Everyone has heard me vehemently vow to never cross the thresholds of MySpace or Facebook. I just think they're shallow, egotistic wastes of time. Ok, maybe so is having your own blog, but at least I'm not subjecting everyone to animated cursors and gifs jumping to the tune of "umbrella-la-la-eh-eh-eh-ah-ah-oh-oh".
I'm actually part of a quasi-social networking site called Ravelry that I am severely addicted to. Ravelry is a site for knitters and it's not just about social networking. It's pretty much the best resource for projects, project management, learning, as well as meeting other people who are into "the fiber arts" (gawd, I just really outgeeked myself there).

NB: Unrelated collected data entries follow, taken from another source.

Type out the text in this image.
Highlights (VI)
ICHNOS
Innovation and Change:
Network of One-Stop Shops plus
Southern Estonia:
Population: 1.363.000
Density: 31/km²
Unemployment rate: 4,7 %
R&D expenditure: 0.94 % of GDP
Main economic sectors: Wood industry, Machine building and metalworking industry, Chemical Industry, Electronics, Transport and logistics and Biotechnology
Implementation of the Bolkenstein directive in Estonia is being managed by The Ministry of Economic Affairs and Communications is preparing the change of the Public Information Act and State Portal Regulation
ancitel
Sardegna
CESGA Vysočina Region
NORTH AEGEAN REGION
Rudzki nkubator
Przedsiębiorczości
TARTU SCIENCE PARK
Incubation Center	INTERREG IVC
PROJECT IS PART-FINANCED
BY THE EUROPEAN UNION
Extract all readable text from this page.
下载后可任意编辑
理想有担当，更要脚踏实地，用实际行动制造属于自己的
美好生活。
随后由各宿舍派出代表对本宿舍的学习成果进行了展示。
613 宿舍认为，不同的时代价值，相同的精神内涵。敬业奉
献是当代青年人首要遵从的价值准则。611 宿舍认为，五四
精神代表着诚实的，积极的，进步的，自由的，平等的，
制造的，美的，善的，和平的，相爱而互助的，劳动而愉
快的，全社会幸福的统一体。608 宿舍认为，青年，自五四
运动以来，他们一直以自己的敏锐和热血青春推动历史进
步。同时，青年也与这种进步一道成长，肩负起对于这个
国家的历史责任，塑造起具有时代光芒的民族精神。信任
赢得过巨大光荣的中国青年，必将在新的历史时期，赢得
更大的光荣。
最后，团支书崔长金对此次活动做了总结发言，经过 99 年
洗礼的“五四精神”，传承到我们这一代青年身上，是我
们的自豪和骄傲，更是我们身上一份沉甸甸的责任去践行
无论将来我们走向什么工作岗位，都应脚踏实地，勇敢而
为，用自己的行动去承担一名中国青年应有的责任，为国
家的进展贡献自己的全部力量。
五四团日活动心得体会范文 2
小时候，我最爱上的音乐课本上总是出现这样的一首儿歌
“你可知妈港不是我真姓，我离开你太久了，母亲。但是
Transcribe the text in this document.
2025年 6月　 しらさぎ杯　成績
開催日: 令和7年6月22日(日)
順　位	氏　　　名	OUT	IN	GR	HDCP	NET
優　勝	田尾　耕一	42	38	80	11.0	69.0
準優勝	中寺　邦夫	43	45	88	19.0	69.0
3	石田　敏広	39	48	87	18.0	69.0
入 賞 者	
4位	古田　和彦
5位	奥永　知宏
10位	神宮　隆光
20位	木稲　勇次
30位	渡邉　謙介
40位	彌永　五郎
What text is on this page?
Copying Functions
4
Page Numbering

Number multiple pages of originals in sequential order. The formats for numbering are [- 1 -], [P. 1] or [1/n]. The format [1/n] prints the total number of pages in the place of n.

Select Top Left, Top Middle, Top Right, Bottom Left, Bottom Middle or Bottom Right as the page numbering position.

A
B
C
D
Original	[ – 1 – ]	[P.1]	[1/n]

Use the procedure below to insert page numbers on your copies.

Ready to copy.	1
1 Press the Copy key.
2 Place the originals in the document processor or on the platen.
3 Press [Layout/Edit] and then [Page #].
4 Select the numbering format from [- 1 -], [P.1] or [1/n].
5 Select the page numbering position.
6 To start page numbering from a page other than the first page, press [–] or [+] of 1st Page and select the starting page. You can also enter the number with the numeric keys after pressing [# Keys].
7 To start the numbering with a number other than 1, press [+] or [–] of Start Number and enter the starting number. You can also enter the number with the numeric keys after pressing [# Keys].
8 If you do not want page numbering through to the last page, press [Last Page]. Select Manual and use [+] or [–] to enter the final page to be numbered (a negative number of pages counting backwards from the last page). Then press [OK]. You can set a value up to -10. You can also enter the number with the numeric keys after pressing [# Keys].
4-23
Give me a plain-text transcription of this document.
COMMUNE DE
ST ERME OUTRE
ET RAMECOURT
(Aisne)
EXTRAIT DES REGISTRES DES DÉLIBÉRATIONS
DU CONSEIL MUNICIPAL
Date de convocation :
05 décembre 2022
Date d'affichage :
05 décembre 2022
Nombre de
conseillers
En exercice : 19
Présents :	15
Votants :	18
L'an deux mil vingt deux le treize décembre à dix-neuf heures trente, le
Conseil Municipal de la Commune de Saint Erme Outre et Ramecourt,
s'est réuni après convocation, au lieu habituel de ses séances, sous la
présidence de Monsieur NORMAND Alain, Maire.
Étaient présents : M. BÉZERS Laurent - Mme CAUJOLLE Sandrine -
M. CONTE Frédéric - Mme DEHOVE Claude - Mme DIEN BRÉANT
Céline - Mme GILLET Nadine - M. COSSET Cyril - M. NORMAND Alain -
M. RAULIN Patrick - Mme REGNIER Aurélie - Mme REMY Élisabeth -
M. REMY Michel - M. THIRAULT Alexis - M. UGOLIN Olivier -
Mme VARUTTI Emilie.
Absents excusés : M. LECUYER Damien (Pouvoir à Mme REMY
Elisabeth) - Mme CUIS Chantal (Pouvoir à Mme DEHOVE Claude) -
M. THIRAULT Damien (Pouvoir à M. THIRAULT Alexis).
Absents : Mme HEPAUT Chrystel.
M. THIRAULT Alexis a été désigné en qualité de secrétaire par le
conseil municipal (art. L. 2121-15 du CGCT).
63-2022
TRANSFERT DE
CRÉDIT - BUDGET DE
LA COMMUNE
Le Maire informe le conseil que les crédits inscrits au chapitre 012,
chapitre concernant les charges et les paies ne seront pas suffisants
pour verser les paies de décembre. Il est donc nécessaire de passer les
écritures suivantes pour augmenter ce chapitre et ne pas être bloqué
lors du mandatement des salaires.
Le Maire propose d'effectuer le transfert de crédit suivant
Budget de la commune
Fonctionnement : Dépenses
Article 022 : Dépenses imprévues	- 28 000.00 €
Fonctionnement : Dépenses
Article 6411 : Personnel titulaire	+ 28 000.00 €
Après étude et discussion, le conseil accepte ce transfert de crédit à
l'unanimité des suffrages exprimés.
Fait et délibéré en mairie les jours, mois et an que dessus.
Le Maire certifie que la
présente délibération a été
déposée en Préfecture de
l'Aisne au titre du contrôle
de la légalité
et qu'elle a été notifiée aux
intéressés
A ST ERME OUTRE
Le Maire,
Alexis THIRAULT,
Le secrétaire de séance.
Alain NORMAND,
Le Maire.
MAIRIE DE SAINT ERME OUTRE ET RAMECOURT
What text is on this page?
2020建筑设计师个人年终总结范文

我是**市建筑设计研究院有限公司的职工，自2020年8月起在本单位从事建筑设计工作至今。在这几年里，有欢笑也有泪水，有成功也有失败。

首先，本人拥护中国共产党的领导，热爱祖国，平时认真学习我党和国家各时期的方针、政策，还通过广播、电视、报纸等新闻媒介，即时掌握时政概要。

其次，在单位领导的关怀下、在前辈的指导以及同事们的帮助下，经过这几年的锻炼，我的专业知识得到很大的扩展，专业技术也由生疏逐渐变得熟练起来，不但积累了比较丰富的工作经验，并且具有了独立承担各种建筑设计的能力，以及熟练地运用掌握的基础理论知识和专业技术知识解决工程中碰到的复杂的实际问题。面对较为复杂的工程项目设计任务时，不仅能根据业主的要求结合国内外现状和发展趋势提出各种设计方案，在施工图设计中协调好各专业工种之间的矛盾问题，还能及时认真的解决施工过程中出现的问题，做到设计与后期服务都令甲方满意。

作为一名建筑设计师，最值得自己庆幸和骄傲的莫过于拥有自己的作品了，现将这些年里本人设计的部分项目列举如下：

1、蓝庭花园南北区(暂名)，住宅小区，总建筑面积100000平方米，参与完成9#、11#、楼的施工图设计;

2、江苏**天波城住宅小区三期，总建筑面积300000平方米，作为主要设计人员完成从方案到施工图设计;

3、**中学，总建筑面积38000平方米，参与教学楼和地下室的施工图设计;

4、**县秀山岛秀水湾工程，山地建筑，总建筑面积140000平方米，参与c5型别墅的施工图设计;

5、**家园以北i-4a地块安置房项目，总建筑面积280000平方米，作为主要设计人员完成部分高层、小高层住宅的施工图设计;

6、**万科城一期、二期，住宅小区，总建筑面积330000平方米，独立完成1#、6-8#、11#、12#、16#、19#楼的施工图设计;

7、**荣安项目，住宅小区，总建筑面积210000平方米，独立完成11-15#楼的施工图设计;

And that's why I can be behind something like Ravelry and not MySpace. Because it has a point. Plus the UI is just gorgeous and slick.
Something has happened so that despite months, no, years of stubborn-ness I just may break down and dive into the dregs.
My cousin sent me an invite.
My wee cousin, who is 6 years younger than me, the one I babysat almost every weekend during my own childhood and adolescence, the one I have a soft affection for because she reminds me of me sometimes, my cousin with the wee dimples and unruly hair.
My baby cousin is on MySpace and she is writing things like: "Don't worry I don't bite, I just nibble" on her profile!!!
Ok, so she's 22 now and should be able to take care of herself and it's not my place to be all protective of her and besides she invited me so she's well aware of what she is sharing with me so I should be able to still happily decline her invite and be blissfully ignorant of whatever she is portraying on her page, be it innocent or mildly inappropriate or girls gone wild. So really, should just sit back and stick to emailing her.
Oh who am I kidding? Hells no I'm not sitting back! So today folks, I'm on MySpace. I'm not sharing my profile with anyone, I'm not friending or testifying for people, or listening to your favorite band (besides, they suck).
But if you see the profile of a wee girl with dimples and unruly hair suddenly become super boring you know you are witnessing the force of a Cousin who Cares*.
UPDATE: So I joined and just checked out her page. Jesus Mary and Joseph, my corneas are burning and I'm now blind. Not because it's got inappropriate pictures but it's got to be one of the worst abuses of page layout customization.
A fine example of irony: I rant and rant about why I hate My Space, I join it because of my cousin, and then her page turns out to be exactly THE REASON WHY I HATE MY SPACE!
She's safe from me ever prying into her life again, even upon invitation.